Friday, April 06, 2018

U. of Wisconsin starts rural obstetrics/gynecology program

McDowell
The chronic shortage of rural obstetrician/gynecologists is worsening in some areas, but the University of Wisconsin-Madison is trying to reverse the trend with a new rural residency program for OB-GYNs, the first in the nation. The program welcomed its first rural resident in June, Dr. Laura McDowell.
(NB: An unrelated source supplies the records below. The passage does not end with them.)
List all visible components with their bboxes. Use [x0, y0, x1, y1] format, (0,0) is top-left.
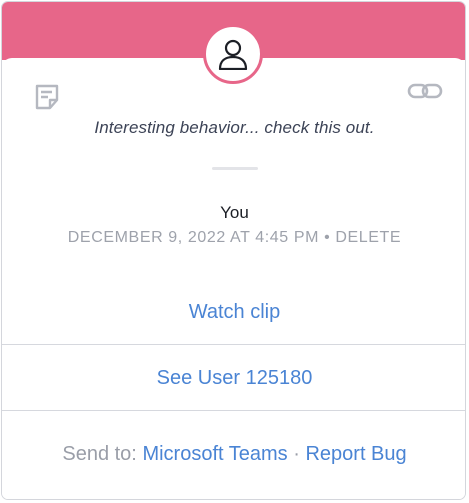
- user-icon: [218, 39, 248, 70]
- report-bug-link[interactable]: Report Bug: [305, 443, 406, 465]
- send-to-label: Send to:: [62, 443, 137, 465]
- watch-clip-button[interactable]: Watch clip: [2, 301, 465, 324]
- comment-message: Interesting behavior... check this out.: [94, 118, 375, 137]
- comment-meta: DECEMBER 9, 2022 AT 4:45 PM • DELETE: [2, 229, 465, 247]
- divider: [2, 410, 465, 411]
- link-icon[interactable]: [407, 81, 443, 101]
- meta-separator: •: [324, 229, 331, 246]
- divider: [2, 344, 465, 345]
- comment-timestamp: DECEMBER 9, 2022 AT 4:45 PM: [67, 229, 320, 246]
- send-to-row: Send to: Microsoft Teams · Report Bug: [2, 443, 465, 466]
- comment-author: You: [220, 203, 249, 222]
- divider: [212, 167, 258, 170]
- note-icon: [35, 84, 59, 110]
- delete-button[interactable]: DELETE: [335, 229, 401, 246]
- send-to-teams-link[interactable]: Microsoft Teams: [142, 443, 287, 465]
- see-user-button[interactable]: See User 125180: [2, 367, 465, 390]
- send-to-separator: ·: [293, 443, 300, 465]
- clip-comment-card: Interesting behavior... check this out. …: [1, 1, 466, 500]
- avatar: [203, 24, 263, 84]
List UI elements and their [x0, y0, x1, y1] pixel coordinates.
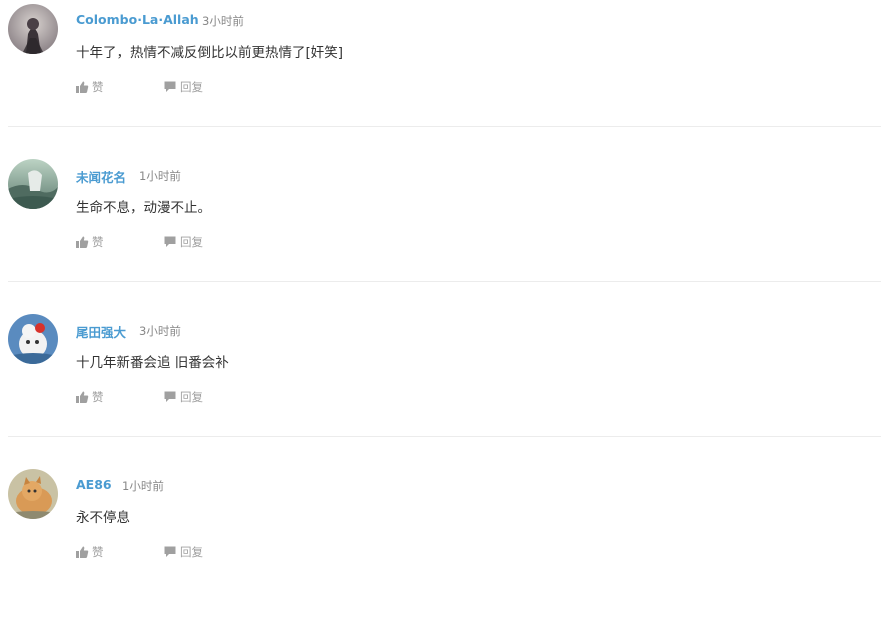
- username[interactable]: 尾田强大: [76, 322, 126, 341]
- reply-label: 回复: [180, 235, 203, 249]
- reply-label: 回复: [180, 80, 203, 94]
- timestamp: 1小时前: [122, 479, 164, 493]
- avatar[interactable]: [8, 4, 58, 54]
- comment-item: 未闻花名 1小时前 生命不息，动漫不止。 赞 回复: [0, 155, 881, 310]
- thumbs-up-icon: [75, 545, 89, 559]
- like-button[interactable]: 赞: [75, 389, 104, 405]
- reply-button[interactable]: 回复: [163, 544, 203, 560]
- speech-bubble-icon: [163, 390, 177, 404]
- reply-label: 回复: [180, 390, 203, 404]
- username[interactable]: Colombo·La·Allah: [76, 12, 199, 27]
- like-button[interactable]: 赞: [75, 544, 104, 560]
- like-label: 赞: [92, 545, 104, 559]
- divider: [8, 436, 881, 437]
- comment-text: 永不停息: [76, 510, 130, 526]
- like-label: 赞: [92, 235, 104, 249]
- username[interactable]: AE86: [76, 477, 112, 492]
- comment-item: AE86 1小时前 永不停息 赞 回复: [0, 465, 881, 620]
- speech-bubble-icon: [163, 235, 177, 249]
- like-button[interactable]: 赞: [75, 79, 104, 95]
- speech-bubble-icon: [163, 545, 177, 559]
- timestamp: 3小时前: [139, 324, 181, 338]
- thumbs-up-icon: [75, 390, 89, 404]
- avatar[interactable]: [8, 314, 58, 364]
- comment-item: Colombo·La·Allah 3小时前 十年了，热情不减反倒比以前更热情了[…: [0, 0, 881, 155]
- timestamp: 3小时前: [202, 14, 244, 28]
- reply-button[interactable]: 回复: [163, 79, 203, 95]
- reply-button[interactable]: 回复: [163, 234, 203, 250]
- like-label: 赞: [92, 80, 104, 94]
- username[interactable]: 未闻花名: [76, 167, 126, 186]
- comment-item: 尾田强大 3小时前 十几年新番会追 旧番会补 赞 回复: [0, 310, 881, 465]
- like-button[interactable]: 赞: [75, 234, 104, 250]
- like-label: 赞: [92, 390, 104, 404]
- thumbs-up-icon: [75, 235, 89, 249]
- comment-text: 生命不息，动漫不止。: [76, 200, 211, 216]
- thumbs-up-icon: [75, 80, 89, 94]
- reply-button[interactable]: 回复: [163, 389, 203, 405]
- speech-bubble-icon: [163, 80, 177, 94]
- reply-label: 回复: [180, 545, 203, 559]
- comment-text: 十几年新番会追 旧番会补: [76, 355, 229, 371]
- avatar[interactable]: [8, 159, 58, 209]
- divider: [8, 281, 881, 282]
- timestamp: 1小时前: [139, 169, 181, 183]
- avatar[interactable]: [8, 469, 58, 519]
- divider: [8, 126, 881, 127]
- comment-text: 十年了，热情不减反倒比以前更热情了[奸笑]: [76, 45, 344, 61]
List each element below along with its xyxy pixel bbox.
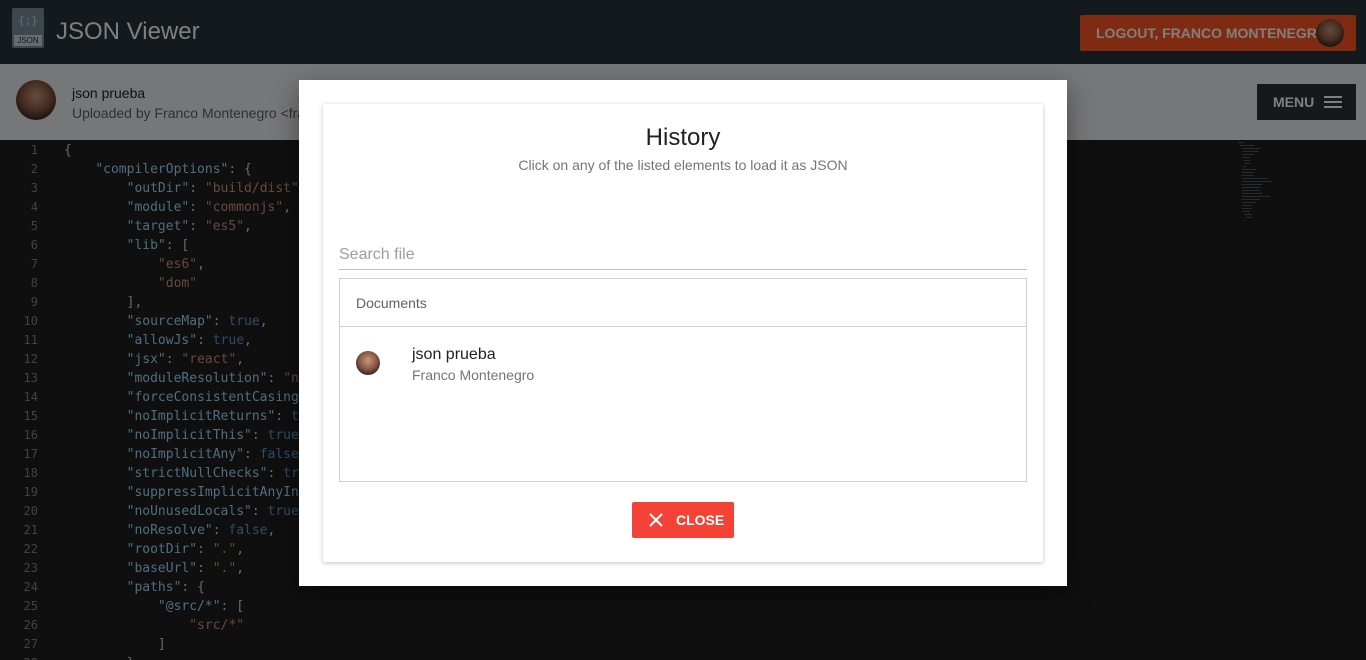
list-item[interactable]: json prueba Franco Montenegro [340, 327, 1026, 399]
history-dialog: History Click on any of the listed eleme… [299, 80, 1067, 586]
history-card: History Click on any of the listed eleme… [323, 104, 1043, 562]
list-header: Documents [340, 279, 1026, 327]
search-input[interactable] [339, 240, 1027, 270]
item-title: json prueba [412, 346, 496, 363]
close-button[interactable]: CLOSE [632, 502, 734, 538]
close-label: CLOSE [676, 512, 725, 528]
dialog-title: History [645, 124, 721, 151]
dialog-subtitle: Click on any of the listed elements to l… [518, 157, 848, 173]
item-avatar [356, 351, 380, 375]
documents-list: Documents json prueba Franco Montenegro [339, 278, 1027, 482]
close-icon [649, 513, 663, 527]
item-subtitle: Franco Montenegro [412, 367, 535, 383]
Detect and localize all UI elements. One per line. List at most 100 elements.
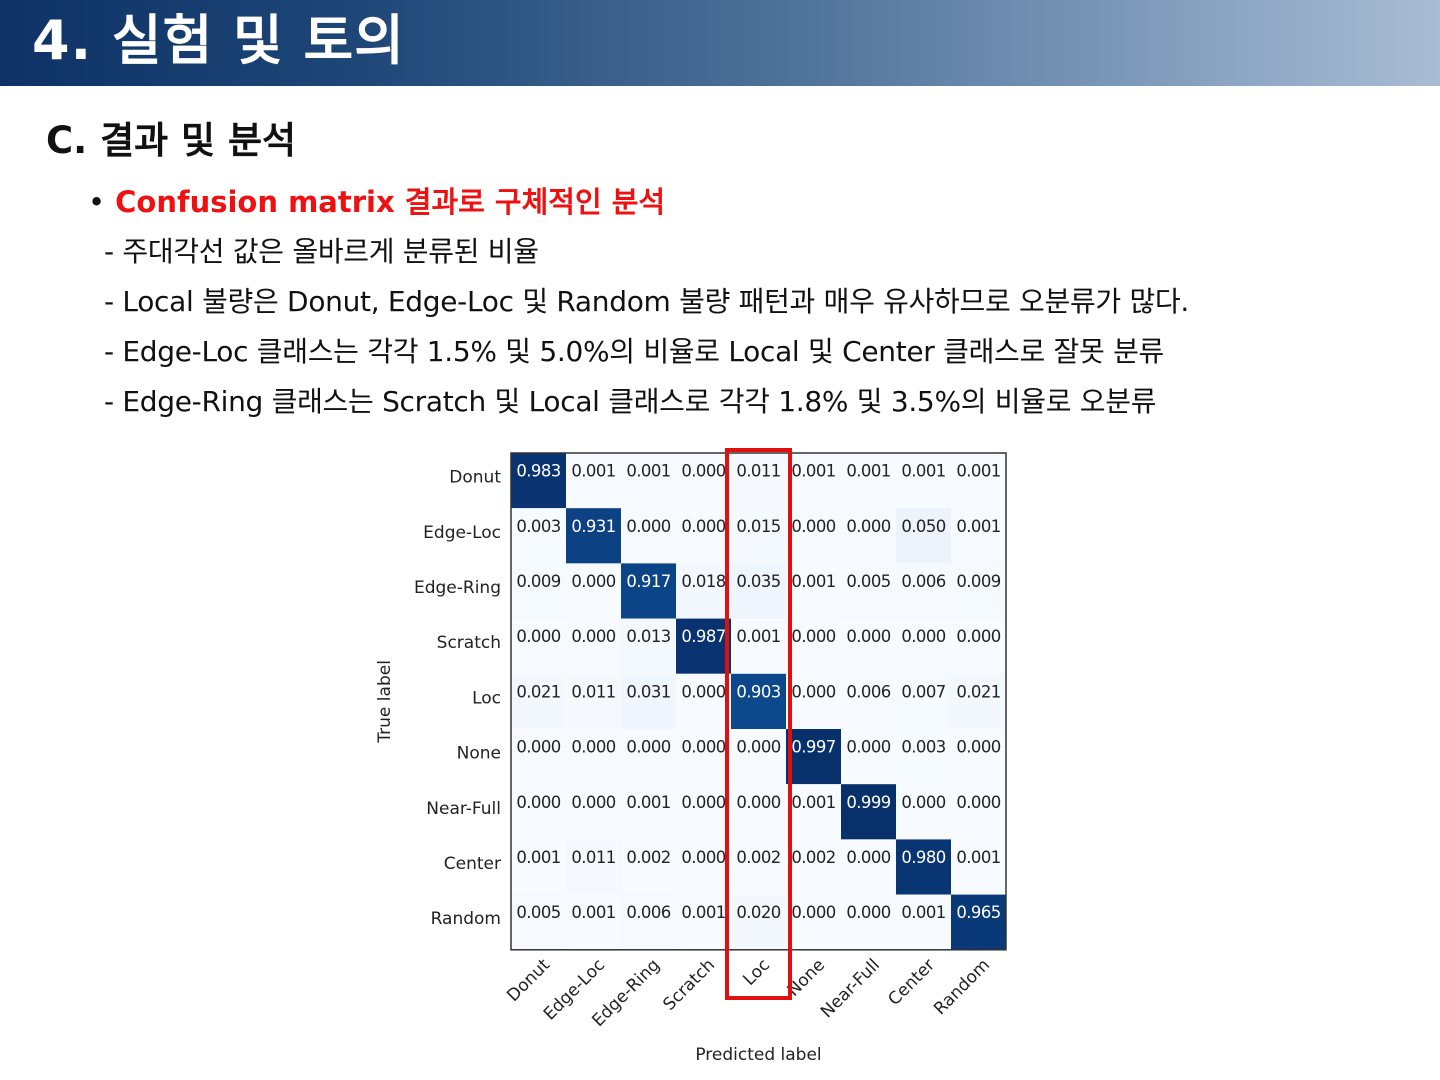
cell-value-label: 0.000 [571, 627, 615, 646]
cell-value-label: 0.903 [736, 682, 780, 701]
cell-value-label: 0.006 [626, 903, 670, 922]
cell-value-label: 0.000 [516, 793, 560, 812]
cell-value-label: 0.983 [516, 462, 560, 481]
cell-value-label: 0.035 [736, 572, 780, 591]
cell-value-label: 0.000 [681, 517, 725, 536]
cell-value-label: 0.000 [681, 682, 725, 701]
cell-value-label: 0.000 [626, 517, 670, 536]
y-tick-label: Scratch [437, 633, 501, 653]
cell-value-label: 0.001 [681, 903, 725, 922]
cell-value-label: 0.001 [791, 462, 835, 481]
x-tick-label: Donut [503, 955, 554, 1006]
y-tick-label: Edge-Loc [423, 523, 501, 543]
cell-value-label: 0.005 [846, 572, 890, 591]
cell-value-label: 0.003 [901, 738, 945, 757]
detail-line-2: - Local 불량은 Donut, Edge-Loc 및 Random 불량 … [104, 285, 1189, 318]
cell-value-label: 0.001 [901, 462, 945, 481]
cell-value-label: 0.997 [791, 738, 835, 757]
cell-value-label: 0.001 [791, 572, 835, 591]
cell-value-label: 0.000 [791, 517, 835, 536]
y-tick-label: Near-Full [426, 799, 501, 819]
bullet-dot: • [88, 185, 106, 219]
cell-value-label: 0.001 [571, 462, 615, 481]
cell-value-label: 0.000 [901, 627, 945, 646]
bullet-text: Confusion matrix 결과로 구체적인 분석 [115, 185, 666, 219]
y-tick-label: Loc [472, 688, 501, 708]
title-bar: 4. 실험 및 토의 [0, 0, 1440, 86]
cell-value-label: 0.000 [736, 793, 780, 812]
x-tick-label: Center [884, 955, 939, 1010]
cell-value-label: 0.000 [681, 848, 725, 867]
cell-value-label: 0.001 [956, 462, 1000, 481]
cell-value-label: 0.000 [956, 793, 1000, 812]
cell-value-label: 0.980 [901, 848, 945, 867]
cell-value-label: 0.000 [516, 627, 560, 646]
cell-value-label: 0.000 [736, 738, 780, 757]
x-tick-label: Near-Full [817, 955, 884, 1022]
cell-value-label: 0.965 [956, 903, 1000, 922]
cell-value-label: 0.000 [681, 793, 725, 812]
cell-value-label: 0.000 [846, 627, 890, 646]
detail-line-3: - Edge-Loc 클래스는 각각 1.5% 및 5.0%의 비율로 Loca… [104, 335, 1164, 368]
cell-value-label: 0.000 [846, 848, 890, 867]
cell-value-label: 0.000 [791, 903, 835, 922]
cell-value-label: 0.021 [516, 682, 560, 701]
y-tick-label: None [457, 744, 501, 764]
cell-value-label: 0.000 [681, 738, 725, 757]
cell-value-label: 0.000 [516, 738, 560, 757]
cell-value-label: 0.001 [791, 793, 835, 812]
x-tick-label: Scratch [659, 955, 719, 1015]
cell-value-label: 0.007 [901, 682, 945, 701]
cell-value-label: 0.009 [956, 572, 1000, 591]
y-tick-label: Center [444, 854, 501, 874]
y-tick-label: Random [431, 909, 501, 929]
cell-value-label: 0.011 [736, 462, 780, 481]
cell-value-label: 0.999 [846, 793, 890, 812]
cell-value-label: 0.000 [846, 903, 890, 922]
cell-value-label: 0.001 [956, 517, 1000, 536]
cell-value-label: 0.015 [736, 517, 780, 536]
cell-value-label: 0.002 [791, 848, 835, 867]
cell-value-label: 0.006 [846, 682, 890, 701]
section-heading: C. 결과 및 분석 [46, 119, 297, 162]
cell-value-label: 0.031 [626, 682, 670, 701]
cell-value-label: 0.001 [516, 848, 560, 867]
confusion-matrix-chart: 0.983 0.001 0.001 0.000 0.011 0.001 0.001 0.001… [375, 448, 1007, 1065]
cell-value-label: 0.002 [626, 848, 670, 867]
cell-value-label: 0.001 [571, 903, 615, 922]
cell-value-label: 0.009 [516, 572, 560, 591]
y-axis-title: True label [375, 660, 395, 744]
cell-value-label: 0.020 [736, 903, 780, 922]
slide-title: 4. 실험 및 토의 [32, 9, 405, 72]
x-tick-label: Loc [739, 955, 774, 990]
cell-value-label: 0.006 [901, 572, 945, 591]
cell-value-label: 0.987 [681, 627, 725, 646]
cell-value-label: 0.000 [626, 738, 670, 757]
cell-value-label: 0.917 [626, 572, 670, 591]
bullet-item: • Confusion matrix 결과로 구체적인 분석 [88, 182, 665, 222]
cell-value-label: 0.050 [901, 517, 945, 536]
y-tick-label: Edge-Ring [414, 578, 501, 598]
cell-value-label: 0.011 [571, 682, 615, 701]
cell-value-label: 0.001 [846, 462, 890, 481]
cell-value-label: 0.000 [846, 738, 890, 757]
cell-value-label: 0.000 [791, 682, 835, 701]
cell-value-label: 0.000 [901, 793, 945, 812]
detail-line-4: - Edge-Ring 클래스는 Scratch 및 Local 클래스로 각각… [104, 385, 1157, 418]
cell-value-label: 0.011 [571, 848, 615, 867]
cell-value-label: 0.931 [571, 517, 615, 536]
cell-value-label: 0.000 [681, 462, 725, 481]
cell-value-label: 0.000 [791, 627, 835, 646]
cell-value-label: 0.001 [901, 903, 945, 922]
cell-value-label: 0.000 [846, 517, 890, 536]
cell-value-label: 0.001 [626, 793, 670, 812]
detail-line-1: - 주대각선 값은 올바르게 분류된 비율 [104, 235, 539, 268]
cell-value-label: 0.003 [516, 517, 560, 536]
cell-value-label: 0.018 [681, 572, 725, 591]
x-tick-label: Random [930, 955, 994, 1019]
cell-value-label: 0.005 [516, 903, 560, 922]
y-tick-label: Donut [449, 468, 501, 488]
cell-value-label: 0.000 [571, 793, 615, 812]
cell-value-label: 0.001 [956, 848, 1000, 867]
cell-value-label: 0.013 [626, 627, 670, 646]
The 27-year-old is training in Portage, and over the next four years will train in hospitals in other rural towns: Monroe, Watertown and Ripon.

The need for doctors like McDowell is great: nearly half of all U.S. counties lack an OB-GYN, and there will be a shortage of 6,000 to 8,000 by the year 2020, according to the American Congress of Obstetricians and Gynecologists.

McDowell says she's familiar with the shortage of rural OB-GYNs because she grew up in rural Minnesota and graduated from medical school last year from the University of Minnesota-Duluth, where the school's curriculum was generally focused on rural medicine, Noah Vernau reports for the Portage Daily Register.

"McDowell, who spent the first year of her training in Madison, is the only doctor in the rural-residency program, but the school expects to add a second doctor soon and will have four residents on a rural track by 2021," Vernau reports.

The program took about three years to develop, using a $375,000 grant from the Wisconsin Rural Physicians Residency Assistance Program, funded by the state budget. RPRA has funded rural programs in Wisconsin medical schools in fields such as psychiatry and surgery, according to program coordinator Kimberly Bruksch-Meck.